I couldn't agree more. All too often, people (a few archivists among them) think that electronic files lack the gripping content and emotional intensity found in paper records and personal papers. However, electronic records and personal files can be as compelling as any paper document. We're talking not only about spreadsheets and databases -- both of which can be deeply compelling to someone who has a certain type of information need -- but also about photographs of babies and the remains of the World Trade Center site, videos documenting weddings and natural disasters, audio files capturing the oral histories of relatives who have since died and musical performances of world-class symphonies, geospatial data documenting real property boundaries and the location of hazardous waste sites, e-mail messages containing professions of love and evidence of criminal activity, and a whole bunch of other immensely valuable, emotionally resonant, practically useful things. Most people know this on some level, but they don't fully realize just how fragile these files are or how devastating their loss would be.
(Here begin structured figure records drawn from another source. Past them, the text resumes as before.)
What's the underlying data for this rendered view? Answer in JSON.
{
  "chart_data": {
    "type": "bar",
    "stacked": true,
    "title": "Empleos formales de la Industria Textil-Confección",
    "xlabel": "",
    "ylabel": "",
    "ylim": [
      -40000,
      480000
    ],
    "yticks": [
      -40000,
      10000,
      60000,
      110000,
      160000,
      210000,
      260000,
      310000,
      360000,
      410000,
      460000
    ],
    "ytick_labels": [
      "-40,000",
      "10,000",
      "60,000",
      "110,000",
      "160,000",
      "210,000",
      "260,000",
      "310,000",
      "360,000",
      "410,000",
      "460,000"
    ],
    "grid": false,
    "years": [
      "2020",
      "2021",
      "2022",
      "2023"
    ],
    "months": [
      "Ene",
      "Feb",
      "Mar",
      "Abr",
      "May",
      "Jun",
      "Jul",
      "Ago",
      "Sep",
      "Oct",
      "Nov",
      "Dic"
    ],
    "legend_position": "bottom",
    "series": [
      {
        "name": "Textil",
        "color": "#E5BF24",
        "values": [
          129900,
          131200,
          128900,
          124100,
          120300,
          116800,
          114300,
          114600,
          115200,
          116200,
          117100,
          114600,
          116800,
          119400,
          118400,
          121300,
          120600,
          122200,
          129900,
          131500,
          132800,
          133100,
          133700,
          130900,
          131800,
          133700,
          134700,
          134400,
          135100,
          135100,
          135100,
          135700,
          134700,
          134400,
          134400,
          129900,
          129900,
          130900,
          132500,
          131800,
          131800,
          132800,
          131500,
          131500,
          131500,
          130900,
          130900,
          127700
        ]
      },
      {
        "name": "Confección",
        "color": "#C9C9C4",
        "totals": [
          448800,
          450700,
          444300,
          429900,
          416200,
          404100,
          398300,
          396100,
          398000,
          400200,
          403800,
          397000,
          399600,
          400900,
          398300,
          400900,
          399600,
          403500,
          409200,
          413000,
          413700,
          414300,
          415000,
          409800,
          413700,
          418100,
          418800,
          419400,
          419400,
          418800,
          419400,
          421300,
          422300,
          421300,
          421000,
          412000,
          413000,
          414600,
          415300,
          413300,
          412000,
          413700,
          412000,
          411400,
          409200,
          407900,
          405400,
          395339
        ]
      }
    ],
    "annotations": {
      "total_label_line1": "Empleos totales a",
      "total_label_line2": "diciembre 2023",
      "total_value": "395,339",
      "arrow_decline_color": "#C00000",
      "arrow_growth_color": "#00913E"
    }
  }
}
Several documentary filmmakers are currently working on films that focus on digital preservation initiatives and the loss of important digital content, but we need more effort on this front. I vividly recall seeing the Council on Library and Information Resources' Into the Future: On the Preservation of Information in the Digital Age (1998) on PBS, and this film -- more than any of the readings I did in graduate school -- kept popping into my head as I pondered whether I really wanted to make the jump from descriptive archivist to electronic records archivist. We need gripping, story-driven films that highlight the terrible risks to which digital content is subject and the ways in which we can ensure that important content is preserved. These films must speak not only to archivists and wannabe archivists but to the general public and to elected officials and other key stakeholders. (And Into the Future, which is now available only on VHS tape, needs to be transferred onto DVD or, better yet, placed online.)
Image: Snow on the Wasatch Mountains, as seen from Interstate 15 northbound between Lehi and Sandy, Utah, 14 November 2013.